The John W. Engeman Theater in Northport will be hosting a Huntington Lighthouse Exclusive Event on June 1 to help aid in construction costs, hoping to raise $80,000. Photo by Pam Setchell

The John W. Engeman Theater in Northport will be hosting a Huntington Lighthouse Exclusive Event on June 1 to help aid in construction costs, hoping to raise $80,000. Photo by Pam Setchell

The John W. Engeman Theater at Northport will tap the best of Broadway for a fundraising event to benefit the Huntington Lighthouse Preservation Society. The event, set for June 1, will present Neil Berg’s “100 Years of Broadway,” with a goal of raising $80,000 toward the more the half-million dollars needed for a lighthouse reconstruction project getting underway next month.

The Engeman event, being presented exclusively for the Lighthouse Preservation Society, will bring five Broadway stars and an all-star New York band to recreate some of the greatest moments from Broadway’s greatest shows. Ticketholders will see stars of shows such as “The Phantom of the Opera,” “Les Miserables,” “CATS,” “Jesus Christ Superstar,” and “Jekyll & Hyde,” perform the shows’ top hits and recreate some of the greatest moments seen on Broadway over the past century.

Since the time it was completed in 1912, the Huntington Lighthouse has stood as a familiar symbol to many boaters that they have safely reached their home port, though many people today are only familiar with the lighthouse through its depiction on numerous businesses’ and organizations’ corporate logos, including Huntington School District and Huntington Township Chamber of Commerce.

Over the years, the lighthouse was decommissioned by the Coast Guard and fell into disrepair. It was threatened with demolition in 1985, prompting formation of a grassroots organization, Save Huntington’s Lighthouse. The predecessor of today’s Huntington Lighthouse Preservation Society, they did just that.

But there’s work to be done, said Pam Setchell, president of the Lighthouse Preservation Society, which today owns and operates the site.

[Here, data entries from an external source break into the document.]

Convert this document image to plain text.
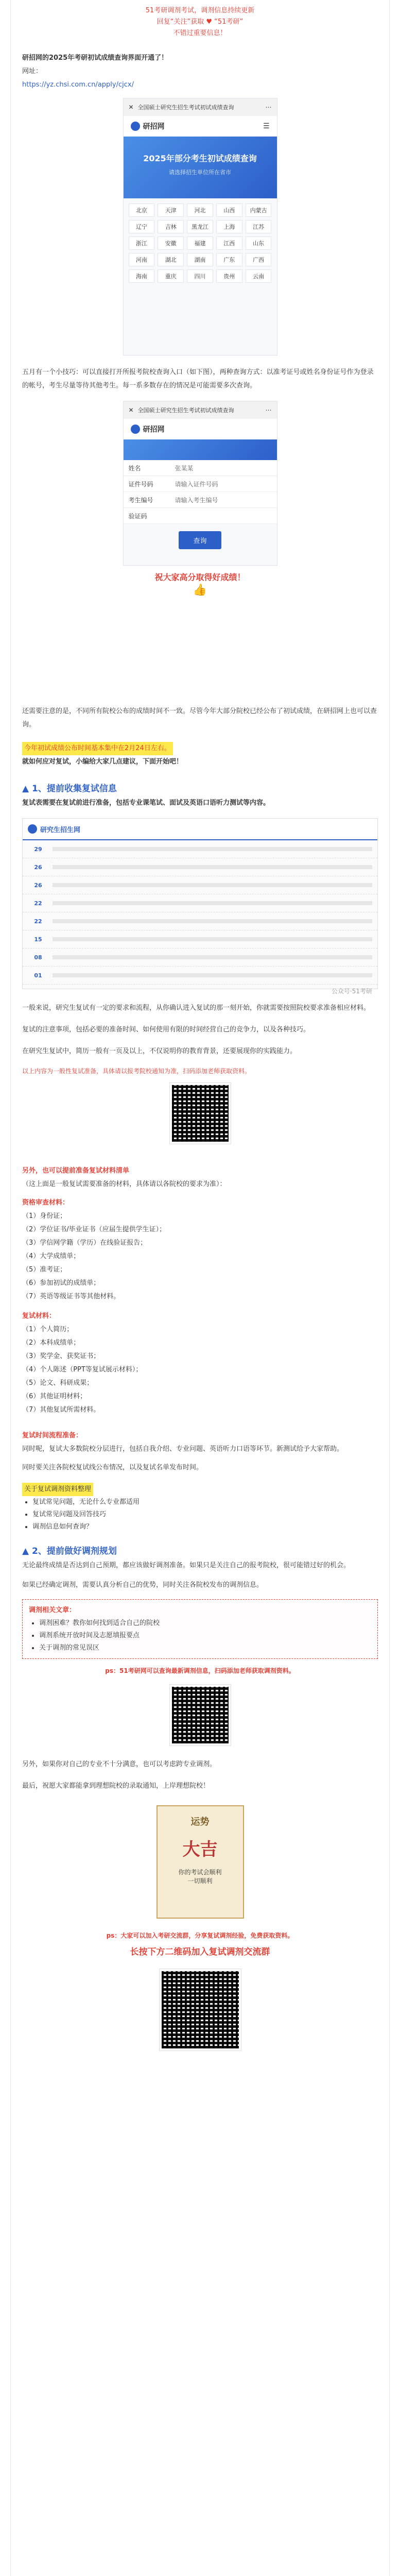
51考研调剂考试，调剂信息持续更新
回复“关注”获取 ♥ “51考研”
不错过重要信息！

研招网的2025年考研初试成绩查询界面开通了！

网址：

https://yz.chsi.com.cn/apply/cjcx/

✕ 全国硕士研究生招生考试初试成绩查询	⋯
研招网	☰
2025年部分考生初试成绩查询
请选择招生单位所在省市
北京	天津	河北	山西	内蒙古
辽宁	吉林	黑龙江	上海	江苏
浙江	安徽	福建	江西	山东
河南	湖北	湖南	广东	广西
海南	重庆	四川	贵州	云南

五月有一个小技巧：可以直接打开所报考院校查询入口（如下图），两种查询方式：以准考证号或姓名身份证号作为登录的帐号，考生尽量等待其他考生。每一系多数存在的情况是可能需要多次查询。

✕ 全国硕士研究生招生考试初试成绩查询	⋯
研招网
姓名	张某某
证件号码	请输入证件号码
考生编号	请输入考生编号
验证码
查询
祝大家高分取得好成绩！
👍

还需要注意的是，不同所有院校公布的成绩时间不一致。尽管今年大部分院校已经公布了初试成绩，在研招网上也可以查询。

今年初试成绩公布时间基本集中在2月24日左右。

就如何应对复试，小编给大家几点建议，下面开始吧！

▲ 1、提前收集复试信息

复试表需要在复试前进行准备，包括专业课笔试、面试及英语口语听力测试等内容。

研究生招生网
29
26
26
22
22
15
08
01
公众号·51考研

一般来说，研究生复试有一定的要求和流程，从你确认进入复试的那一刻开始，你就需要按照院校要求准备相应材料。

复试的注意事项，包括必要的准备时间、如何使用有限的时间经营自己的竞争力，以及各种技巧。

在研究生复试中，简历一般有一页及以上，不仅说明你的教育背景，还要展现你的实践能力。

以上内容为一般性复试准备，具体请以报考院校通知为准，扫码添加老师获取资料。

另外，也可以提前准备复试材料清单

（这上面是一般复试需要准备的材料，具体请以各院校的要求为准）：

资格审查材料：

（1）身份证；

（2）学位证书/毕业证书（应届生提供学生证）；

（3）学信网学籍（学历）在线验证报告；

（4）大学成绩单；

（5）准考证；

（6）参加初试的成绩单；

（7）英语等级证书等其他材料。

复试材料：

（1）个人简历；

（2）本科成绩单；

（3）奖学金、获奖证书；

（4）个人陈述（PPT等复试展示材料）；

（5）论文、科研成果；

（6）其他证明材料；

（7）其他复试所需材料。

复试时间流程准备：

同时呢，复试大多数院校分层进行，包括自我介绍、专业问题、英语听力口语等环节。新测试给予大家帮助。

同时要关注各院校复试线公布情况，以及复试名单发布时间。

关于复试调剂资料整理

• 复试常见问题，无论什么专业都适用
• 复试常见问题及回答技巧
• 调剂信息如何查询？
▲ 2、提前做好调剂规划

无论最终成绩是否达到自己预期，都应该做好调剂准备。如果只是关注自己的报考院校，很可能错过好的机会。

如果已经确定调剂，需要认真分析自己的优势，同时关注各院校发布的调剂信息。

调剂相关文章：

• 调剂困难？教你如何找到适合自己的院校
• 调剂系统开放时间及志愿填报要点
• 关于调剂的常见误区

ps：51考研网可以查询最新调剂信息，扫码添加老师获取调剂资料。

另外，如果你对自己的专业不十分满意，也可以考虑跨专业调剂。

最后，祝愿大家都能拿到理想院校的录取通知，上岸理想院校！

运势
大吉
你的考试会顺利
一切顺利

ps：大家可以加入考研交流群，分享复试调剂经验，免费获取资料。

长按下方二维码加入复试调剂交流群
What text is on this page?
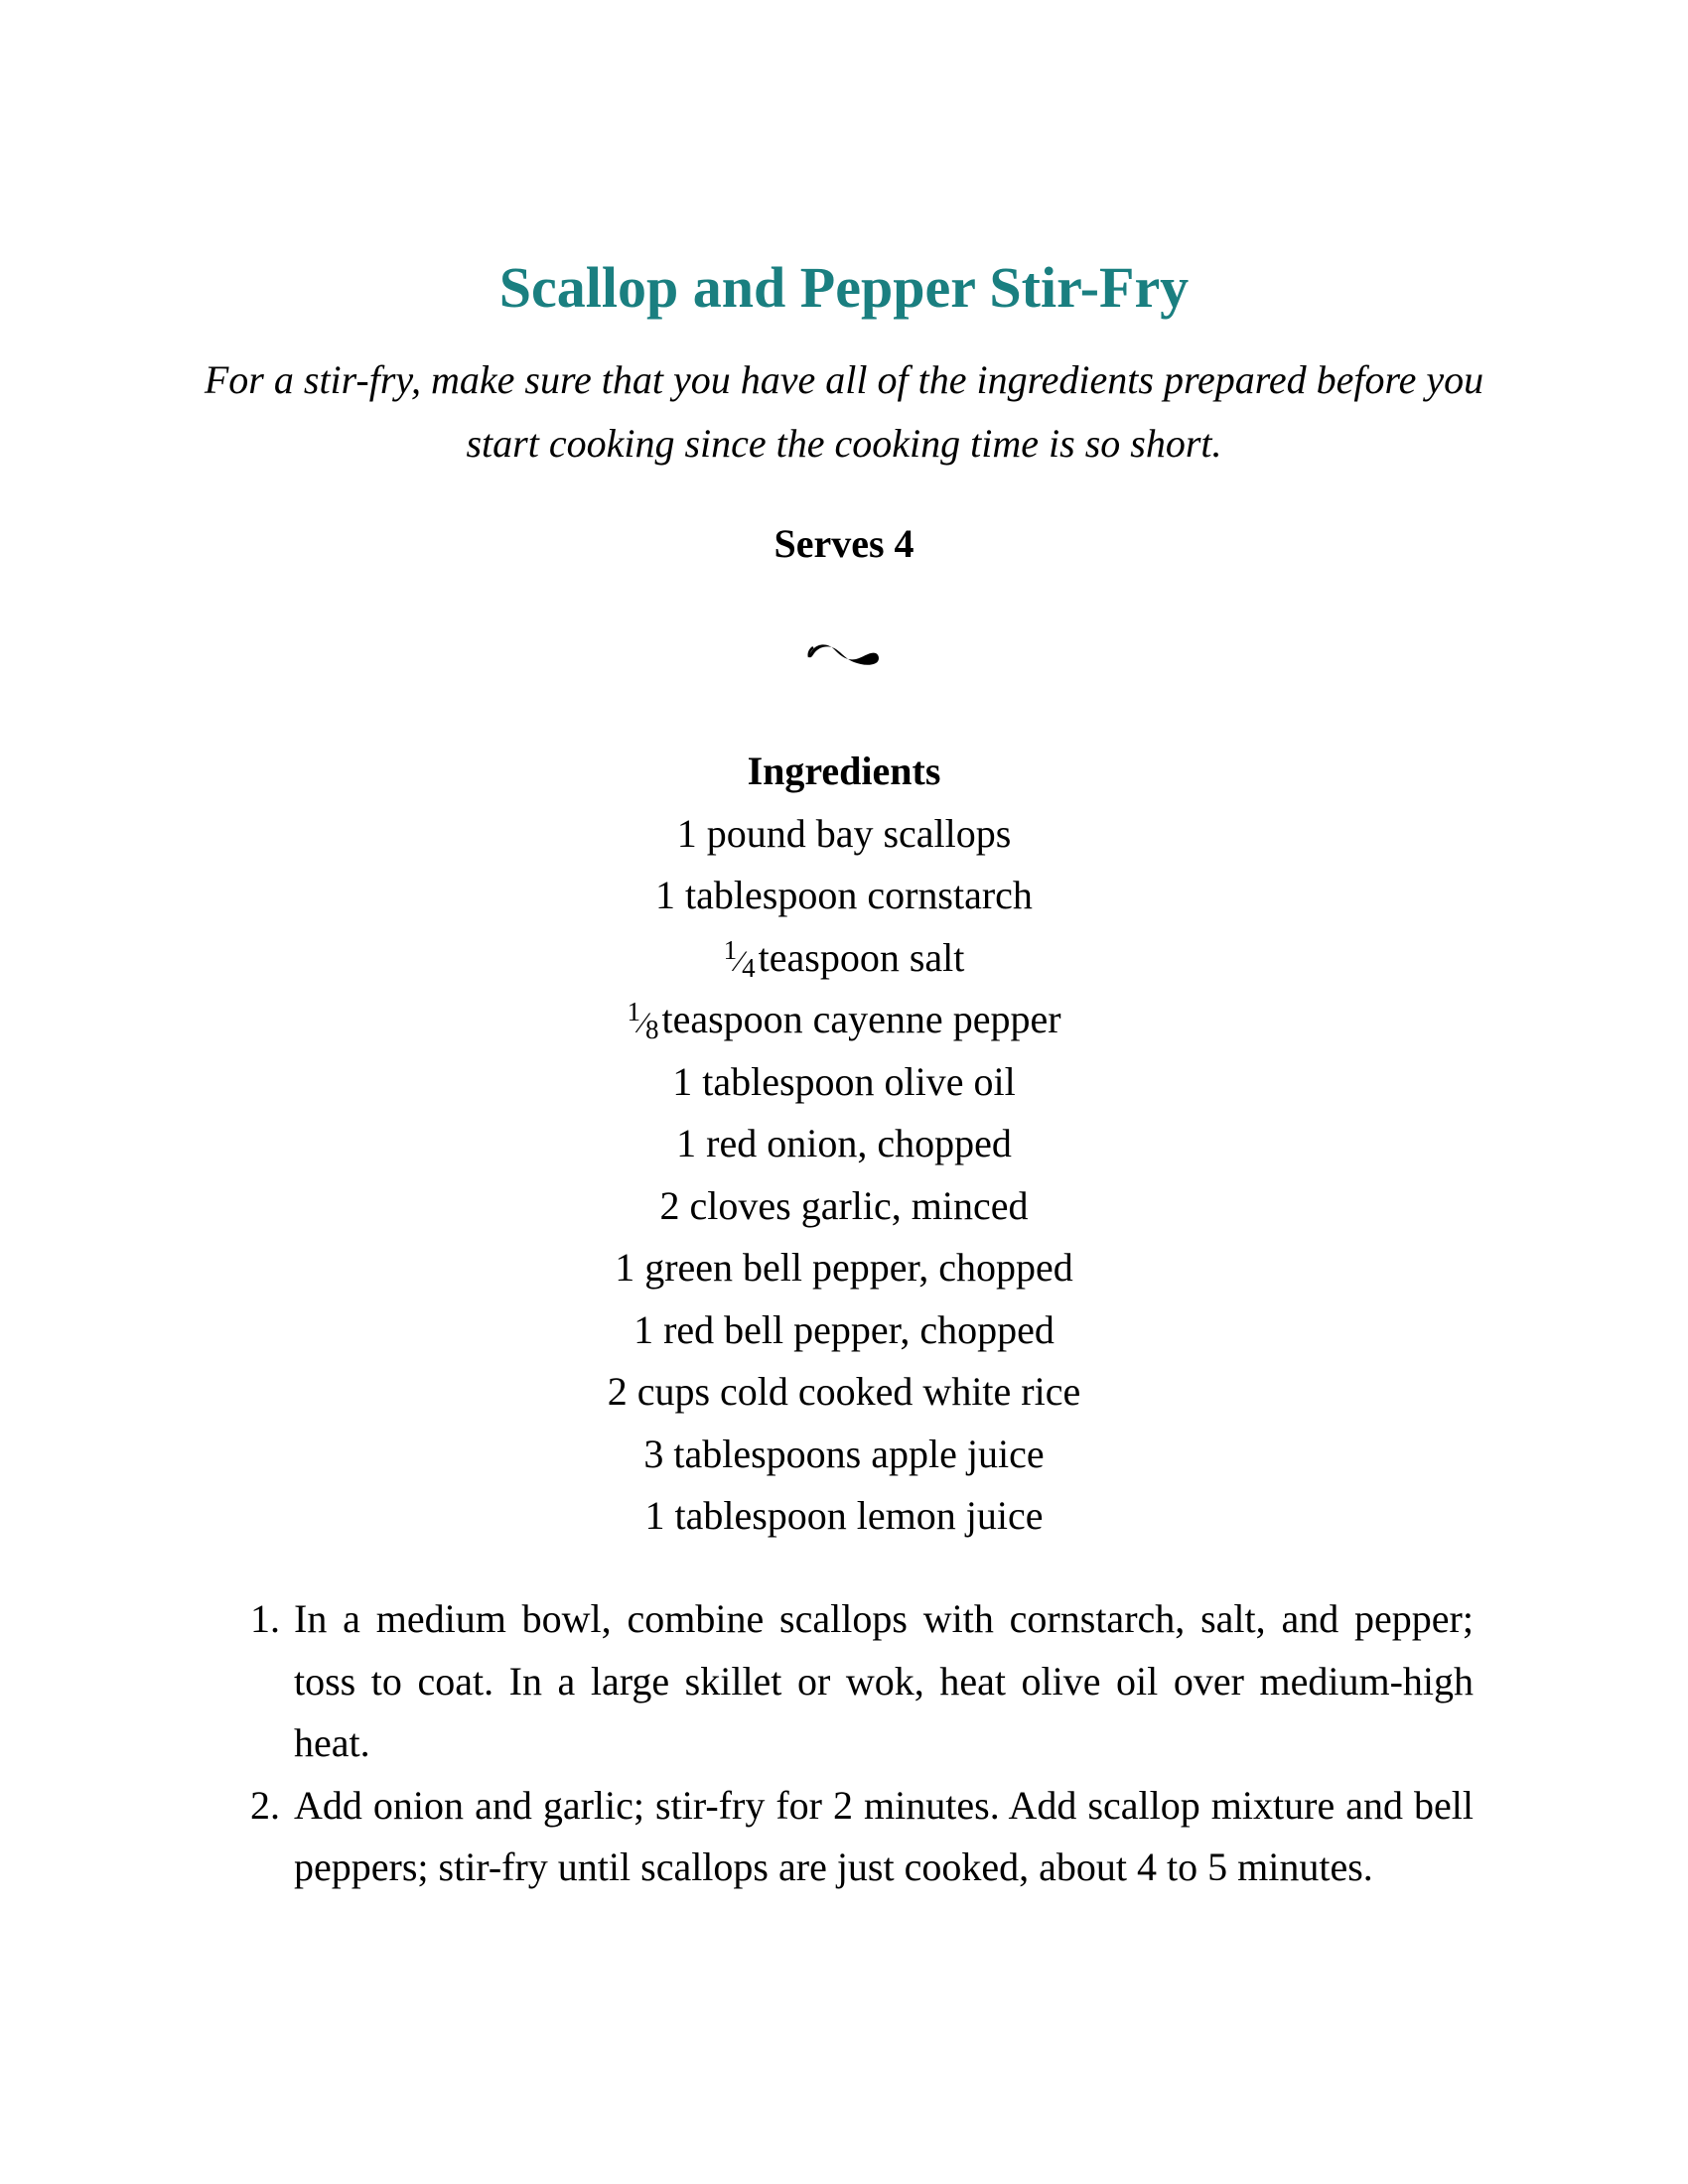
Scallop and Pepper Stir-Fry
For a stir-fry, make sure that you have all of the ingredients prepared before you start cooking since the cooking time is so short.
Serves 4
Ingredients
1 pound bay scallops
1 tablespoon cornstarch
1⁄4teaspoon salt
1⁄8teaspoon cayenne pepper
1 tablespoon olive oil
1 red onion, chopped
2 cloves garlic, minced
1 green bell pepper, chopped
1 red bell pepper, chopped
2 cups cold cooked white rice
3 tablespoons apple juice
1 tablespoon lemon juice
1. In a medium bowl, combine scallops with cornstarch, salt, and pepper; toss to coat. In a large skillet or wok, heat olive oil over medium-high heat.
2. Add onion and garlic; stir-fry for 2 minutes. Add scallop mixture and bell peppers; stir-fry until scallops are just cooked, about 4 to 5 minutes.
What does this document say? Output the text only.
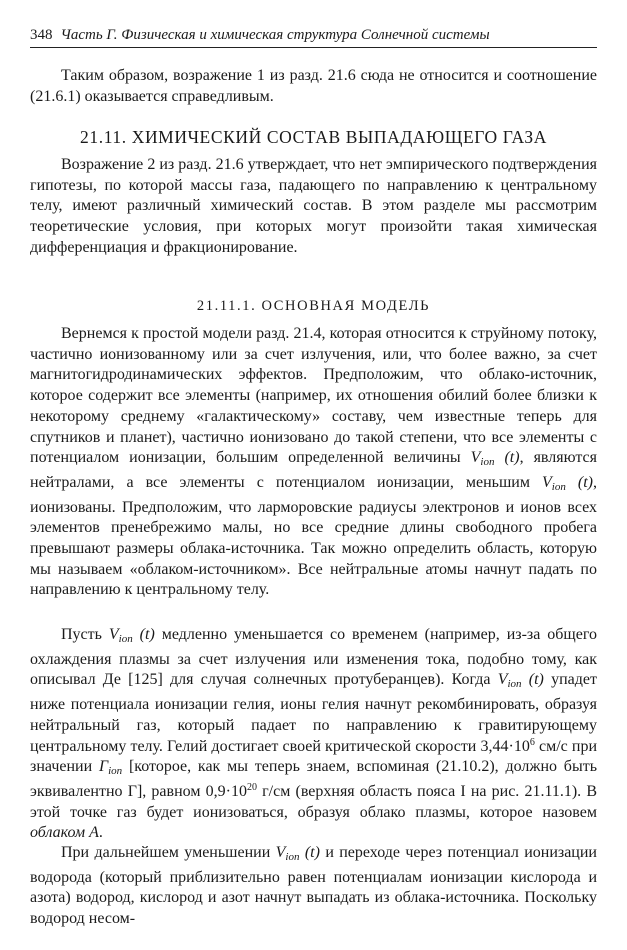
348 Часть Г. Физическая и химическая структура Солнечной системы

Таким образом, возражение 1 из разд. 21.6 сюда не относится и соотношение (21.6.1) оказывается справедливым.

21.11. ХИМИЧЕСКИЙ СОСТАВ ВЫПАДАЮЩЕГО ГАЗА

Возражение 2 из разд. 21.6 утверждает, что нет эмпирического подтверждения гипотезы, по которой массы газа, падающего по направлению к центральному телу, имеют различный химический состав. В этом разделе мы рассмотрим теоретические условия, при которых могут произойти такая химическая дифференциация и фракционирование.

21.11.1. ОСНОВНАЯ МОДЕЛЬ

Вернемся к простой модели разд. 21.4, которая относится к струйному потоку, частично ионизованному или за счет излучения, или, что более важно, за счет магнитогидродинамических эффектов. Предположим, что облако-источник, которое содержит все элементы (например, их отношения обилий более близки к некоторому среднему «галактическому» составу, чем известные теперь для спутников и планет), частично ионизовано до такой степени, что все элементы с потенциалом ионизации, большим определенной величины $V_{ion}$ (t), являются нейтралами, а все элементы с потенциалом ионизации, меньшим $V_{ion}$ (t), ионизованы. Предположим, что ларморовские радиусы электронов и ионов всех элементов пренебрежимо малы, но все средние длины свободного пробега превышают размеры облака-источника. Так можно определить область, которую мы называем «облаком-источником». Все нейтральные атомы начнут падать по направлению к центральному телу.

Пусть $V_{ion}$ (t) медленно уменьшается со временем (например, из-за общего охлаждения плазмы за счет излучения или изменения тока, подобно тому, как описывал Де [125] для случая солнечных протуберанцев). Когда $V_{ion}$ (t) упадет ниже потенциала ионизации гелия, ионы гелия начнут рекомбинировать, образуя нейтральный газ, который падает по направлению к гравитирующему центральному телу. Гелий достигает своей критической скорости $3,44\cdot 10^6$ см/с при значении $\Gamma_{ion}$ [которое, как мы теперь знаем, вспоминая (21.10.2), должно быть эквивалентно Γ], равном $0,9\cdot 10^{20}$ г/см (верхняя область пояса I на рис. 21.11.1). В этой точке газ будет ионизоваться, образуя облако плазмы, которое назовем облаком A.

При дальнейшем уменьшении $V_{ion}$ (t) и переходе через потенциал ионизации водорода (который приблизительно равен потенциалам ионизации кислорода и азота) водород, кислород и азот начнут выпадать из облака-источника. Поскольку водород несом-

“The foundation is not in good condition and hasn’t been for a number of years. This is a major piece of the puzzle that has to be done,” Setchell said. “Every year that this doesn’t happen, the price just goes up so it has to get done and it has to get done properly, that way the lighthouse will be here for many generations.”

An $871,000 construction project, slated to start on June 10, includes extensive repairs to the foundation, adding additional stones at the base and masonry work on the upper structure.

Engeman Theater managing director Kevin O’ Neill, said he didn’t hesitate when asked to get involved with the effort. Boat trips to the abandoned structure during his youth, and seeing the lighthouse during years he worked as a bayman, cemented the lighthouse in his heart as something worth saving.

“I just felt we have an opportunity to do something here at the theater where I’d be happy to pitch in and try to make a dent in the funding gap,” O’Neill said. “It’d be a very effective fundraiser for their cause and, as far as the evening goes, it’s going to be a fun night.”

For those who purchase $100 per person seats to the June 1 show, doors open at 7:30 p.m. with reserved seating and a thank you gift. For those who purchase $500 per person seats, there will be a pre-show cocktail reception at 6 p.m., choice of seating, a thank you gift and a meet and greet with the cast.

As of deadline Monday, O’Neill said the theater as raised about $44,000 toward an $80,000 goal; 100 percent of the proceeds go to preservation society’s effort restore the foundation.

“We had just initiated a sponsorship opportunity that if a company buys 10 of the $500 seats, I will hang their banner on the lighthouse barge for the entire period of the construction process,” Setchell said. “So it’s a fabulous advertising opportunity as well.”

Although construction work will take three to four months, Setchell said it will not interfere with the society’s famed Musicfest on Labor Day weekend.

“After 33 years of being involved in this, I would love to see this foundation project done and get our tours back up on the calendar, bring as many people out there as we can and see what it was like to be a keeper,” Setchell added.

The show on June 1 will be held at 250 Main St. in Northport Village, and start at 8 p.m. During intermission, a select group of deluxe items will be auctioned off, including a one-night stay for two at Borden Flats Lighthouse, a day of adventure for two on the Eric R. Thornton tug boat, a challenging weekday of 18-holes of golf at the Indian Hills Country Club in Northport and more.

“The Lighthouse has been something that’s very important to the community that we live in,” O’Neill said. “It’s been a navigational aide for boaters but it’s also been a symbol of beautiful community that we live in.”

Setchell added, “I’m hoping that it is a successful night and we sell it out the way we would like to. It’s going to be a great show.”